El terror de C. J. y del rifle había dejado de existir. Dale se alegraba de que Mike, él y los demás hubiesen decidido tácitamente olvidar toda aquella cuestión de Tubby y Old Central.
El verano se dejaba sentir con toda su intensidad.
Los seis muchachos agarraron los manillares de las bicis al pasar de la carretera empedrada al más fresco pero todavía blando asfalto del principio de la Primera Avenida. Dale pudo ver los árboles de delante de la casa de Mike en la encrucijada, calle abajo, y la parte de atrás de su casa al otro lado de los amplios maizales y del campo de béisbol del Parque de la ciudad.
McKown y Daysinger saludaron con la mano y se adelantaron pedaleando, afanosos de llegar a dondequiera que fuesen. Dale, Kev, Mike y Lawrence se deslizaron cuesta abajo durante los últimos cincuenta metros, hacia la relativa oscuridad de debajo de los primeros árboles.
Dale se sintió feliz al despedirse de Mike y pedalear fácilmente por Depot Street hacia su casa. Así era como debía ser el verano. Así era.
Dale no había estado nunca tan equivocado.
14
El padre de Duane estuvo sereno durante el resto de la semana. No era exactamente un récord, pero hizo que toda la primera semana de vacaciones de verano fuese mucho más feliz para Duane.

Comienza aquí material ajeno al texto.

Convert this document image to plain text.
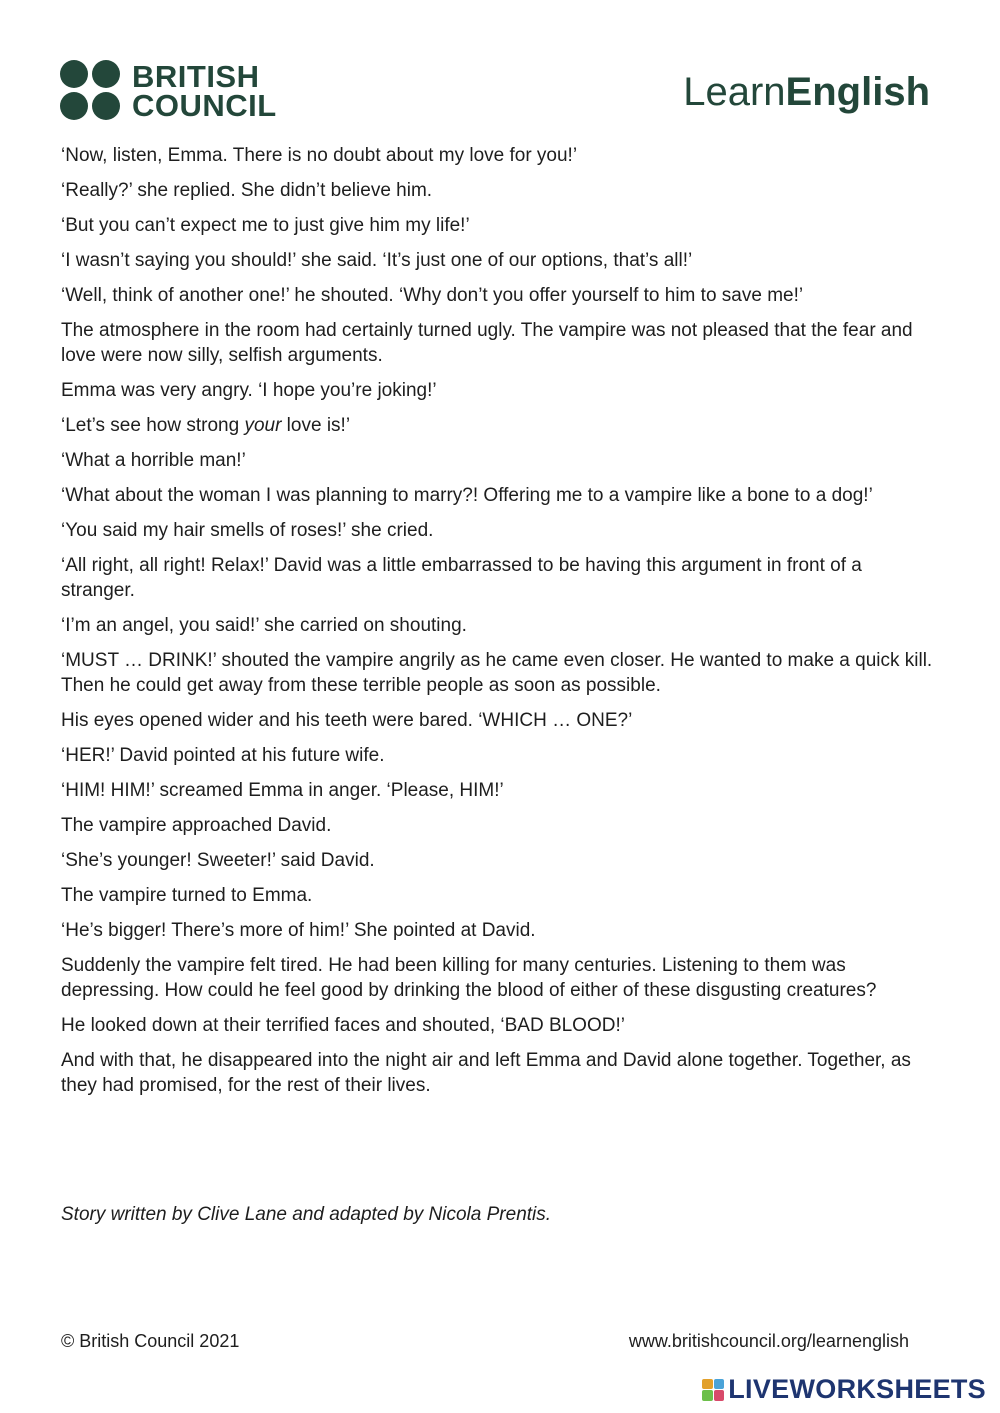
BRITISH
COUNCIL	LearnEnglish

‘Now, listen, Emma. There is no doubt about my love for you!’

‘Really?’ she replied. She didn’t believe him.

‘But you can’t expect me to just give him my life!’

‘I wasn’t saying you should!’ she said. ‘It’s just one of our options, that’s all!’

‘Well, think of another one!’ he shouted. ‘Why don’t you offer yourself to him to save me!’

The atmosphere in the room had certainly turned ugly. The vampire was not pleased that the fear and love were now silly, selfish arguments.

Emma was very angry. ‘I hope you’re joking!’

‘Let’s see how strong your love is!’

‘What a horrible man!’

‘What about the woman I was planning to marry?! Offering me to a vampire like a bone to a dog!’

‘You said my hair smells of roses!’ she cried.

‘All right, all right! Relax!’ David was a little embarrassed to be having this argument in front of a stranger.

‘I’m an angel, you said!’ she carried on shouting.

‘MUST … DRINK!’ shouted the vampire angrily as he came even closer. He wanted to make a quick kill. Then he could get away from these terrible people as soon as possible.

His eyes opened wider and his teeth were bared. ‘WHICH … ONE?’

‘HER!’ David pointed at his future wife.

‘HIM! HIM!’ screamed Emma in anger. ‘Please, HIM!’

The vampire approached David.

‘She’s younger! Sweeter!’ said David.

The vampire turned to Emma.

‘He’s bigger! There’s more of him!’ She pointed at David.

Suddenly the vampire felt tired. He had been killing for many centuries. Listening to them was depressing. How could he feel good by drinking the blood of either of these disgusting creatures?

He looked down at their terrified faces and shouted, ‘BAD BLOOD!’

And with that, he disappeared into the night air and left Emma and David alone together. Together, as they had promised, for the rest of their lives.

Story written by Clive Lane and adapted by Nicola Prentis.
© British Council 2021	www.britishcouncil.org/learnenglish
LIVEWORKSHEETS
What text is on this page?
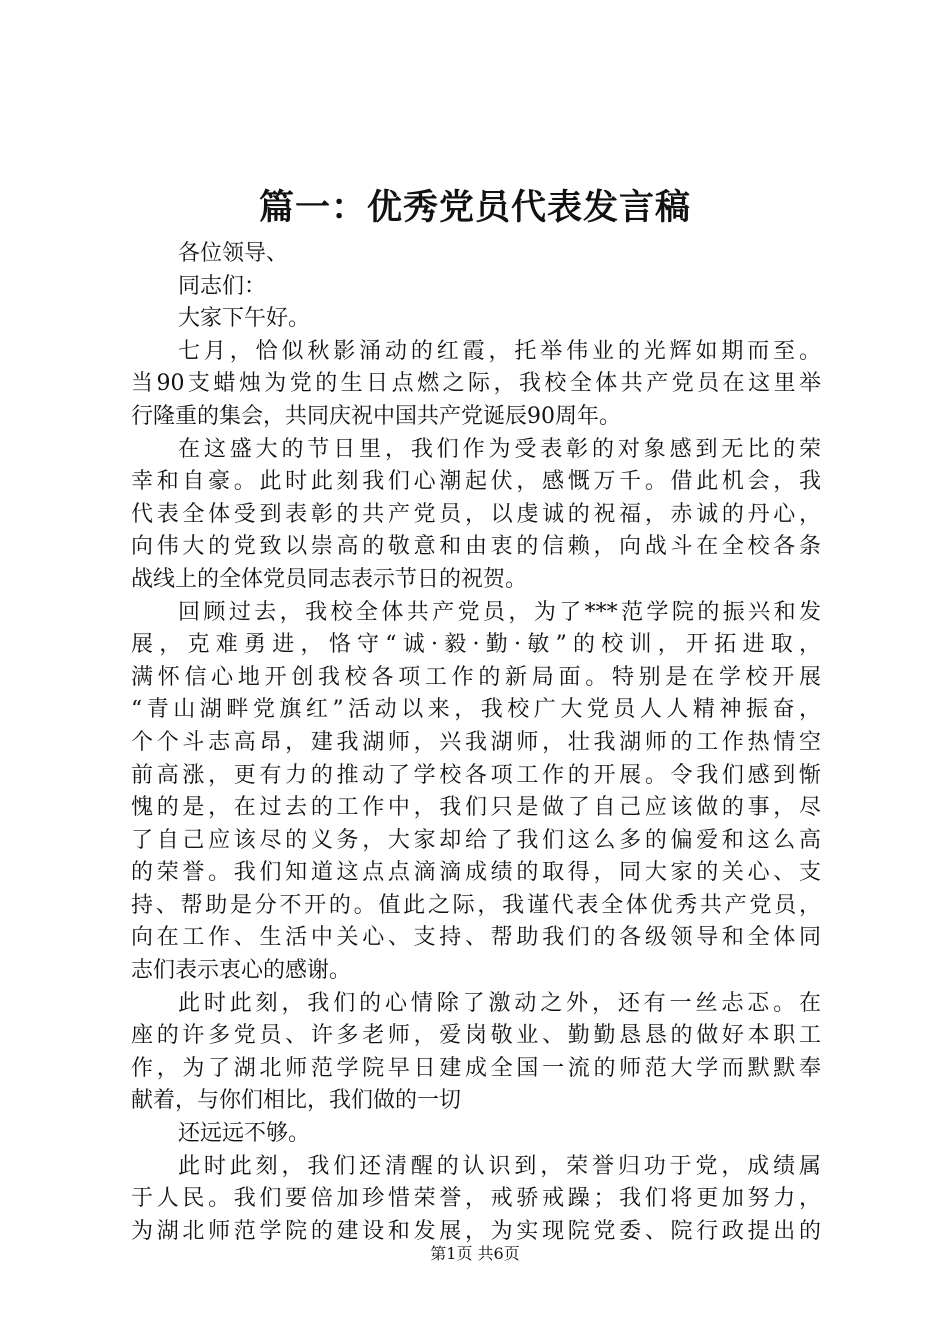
篇一：优秀党员代表发言稿
各位领导、
同志们：
大家下午好。
七月，恰似秋影涌动的红霞，托举伟业的光辉如期而至。
当90支蜡烛为党的生日点燃之际，我校全体共产党员在这里举
行隆重的集会，共同庆祝中国共产党诞辰90周年。
在这盛大的节日里，我们作为受表彰的对象感到无比的荣
幸和自豪。此时此刻我们心潮起伏，感慨万千。借此机会，我
代表全体受到表彰的共产党员，以虔诚的祝福，赤诚的丹心，
向伟大的党致以崇高的敬意和由衷的信赖，向战斗在全校各条
战线上的全体党员同志表示节日的祝贺。
回顾过去，我校全体共产党员，为了***范学院的振兴和发
展，克难勇进，恪守“诚·毅·勤·敏”的校训，开拓进取，
满怀信心地开创我校各项工作的新局面。特别是在学校开展
“青山湖畔党旗红”活动以来，我校广大党员人人精神振奋，
个个斗志高昂，建我湖师，兴我湖师，壮我湖师的工作热情空
前高涨，更有力的推动了学校各项工作的开展。令我们感到惭
愧的是，在过去的工作中，我们只是做了自己应该做的事，尽
了自己应该尽的义务，大家却给了我们这么多的偏爱和这么高
的荣誉。我们知道这点点滴滴成绩的取得，同大家的关心、支
持、帮助是分不开的。值此之际，我谨代表全体优秀共产党员，
向在工作、生活中关心、支持、帮助我们的各级领导和全体同
志们表示衷心的感谢。
此时此刻，我们的心情除了激动之外，还有一丝忐忑。在
座的许多党员、许多老师，爱岗敬业、勤勤恳恳的做好本职工
作，为了湖北师范学院早日建成全国一流的师范大学而默默奉
献着，与你们相比，我们做的一切
还远远不够。
此时此刻，我们还清醒的认识到，荣誉归功于党，成绩属
于人民。我们要倍加珍惜荣誉，戒骄戒躁；我们将更加努力，
为湖北师范学院的建设和发展，为实现院党委、院行政提出的
第1页 共6页
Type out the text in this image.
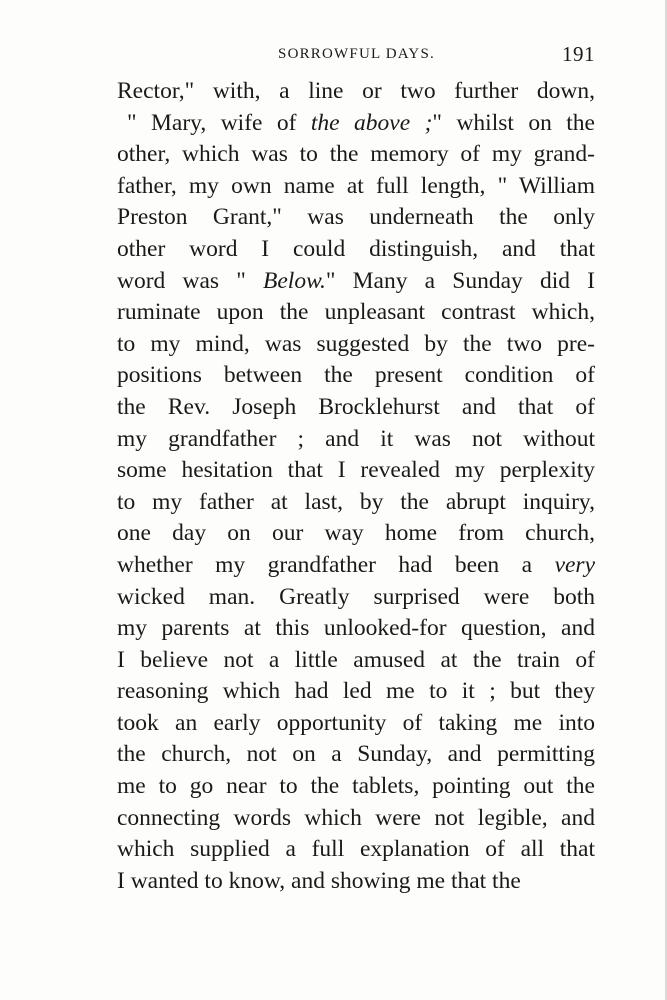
SORROWFUL DAYS.	191
Rector," with, a line or two further down,
" Mary, wife of the above ;" whilst on the
other, which was to the memory of my grand-
father, my own name at full length, " William
Preston Grant," was underneath the only
other word I could distinguish, and that
word was " Below." Many a Sunday did I
ruminate upon the unpleasant contrast which,
to my mind, was suggested by the two pre-
positions between the present condition of
the Rev. Joseph Brocklehurst and that of
my grandfather ; and it was not without
some hesitation that I revealed my perplexity
to my father at last, by the abrupt inquiry,
one day on our way home from church,
whether my grandfather had been a very
wicked man. Greatly surprised were both
my parents at this unlooked-for question, and
I believe not a little amused at the train of
reasoning which had led me to it ; but they
took an early opportunity of taking me into
the church, not on a Sunday, and permitting
me to go near to the tablets, pointing out the
connecting words which were not legible, and
which supplied a full explanation of all that
I wanted to know, and showing me that the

El jueves, nueve de junio y día siguiente al de la excursión a la biblioteca de la Universidad de Bradley, el tío Art había dejado un mensaje por teléfono diciendo que estaba investigando sobre la campana de Duane, que no se preocupase porque encontraría algo sobre ella. Más tarde, por la noche, había hablado directamente por teléfono con Duane y le había dicho que ni el alcalde de Elm Haven, Ross Catton, ni ninguna de las personas con quienes se había puesto en contacto recordaban nada sobre una campana. Incluso había preguntado a la señorita Moon, la bibliotecaria, la cual había preguntado a su madre y le había telefoneado después. La señorita Moon dijo que su madre sólo había sacudido la cabeza, pero que se había mostrado muy inquieta al oír la pregunta. Desde luego, añadió, eran muchas las cosas que entonces la agitaban.
Aquella misma noche el viejo llegó a casa después de ir a la cooperativa; Duane había estado conteniendo el aliento hasta saber si la cooperativa había sido su verdadero destino, pero el viejo llegó sereno, y mientras guardaban la harina y las latas de conservas, dijo:
– Ah, he oído decir a la señora O'Rourke que una de tus compañeras de la escuela fue detenida ayer.
Duane interrumpió lo que estaba haciendo, con una pesada lata de judías en la mano derecha. Con la otra mano se subió las gafas.
– ¿Eh?
El viejo asintió con la cabeza, mordisqueándose los labios y rascándose la mejilla como solía hacer cuando estaba sereno y un poco dolido.
– Una tal Cordie. La señora O'Rourke dijo que iba un curso delante de su hijo Mike. -Miró a Duane-. Así que debe ser de tu curso.
Duane asintió con la cabeza.
– Bueno -siguió diciendo su padre-, no puede decirse que fue exactamente detenida. Barney la sorprendió andando por la población con una escopeta cargada. Se la quitó y llevó a la chica a su casa. Ella no quiso decir lo que estaba haciendo, sólo que tenía algo que ver con su hermano Tubby. -Se rascó la mejilla y pareció sorprendido al darse cuenta de que se había afeitado-. ¿No se llama Tubby el muchacho que se escapó hace un par de semanas?
– Si.
Duane siguió descargando la caja de latas en conserva.
– ¿Tienes alguna idea de por qué estaba su hermana acechando en la ciudad con una escopeta?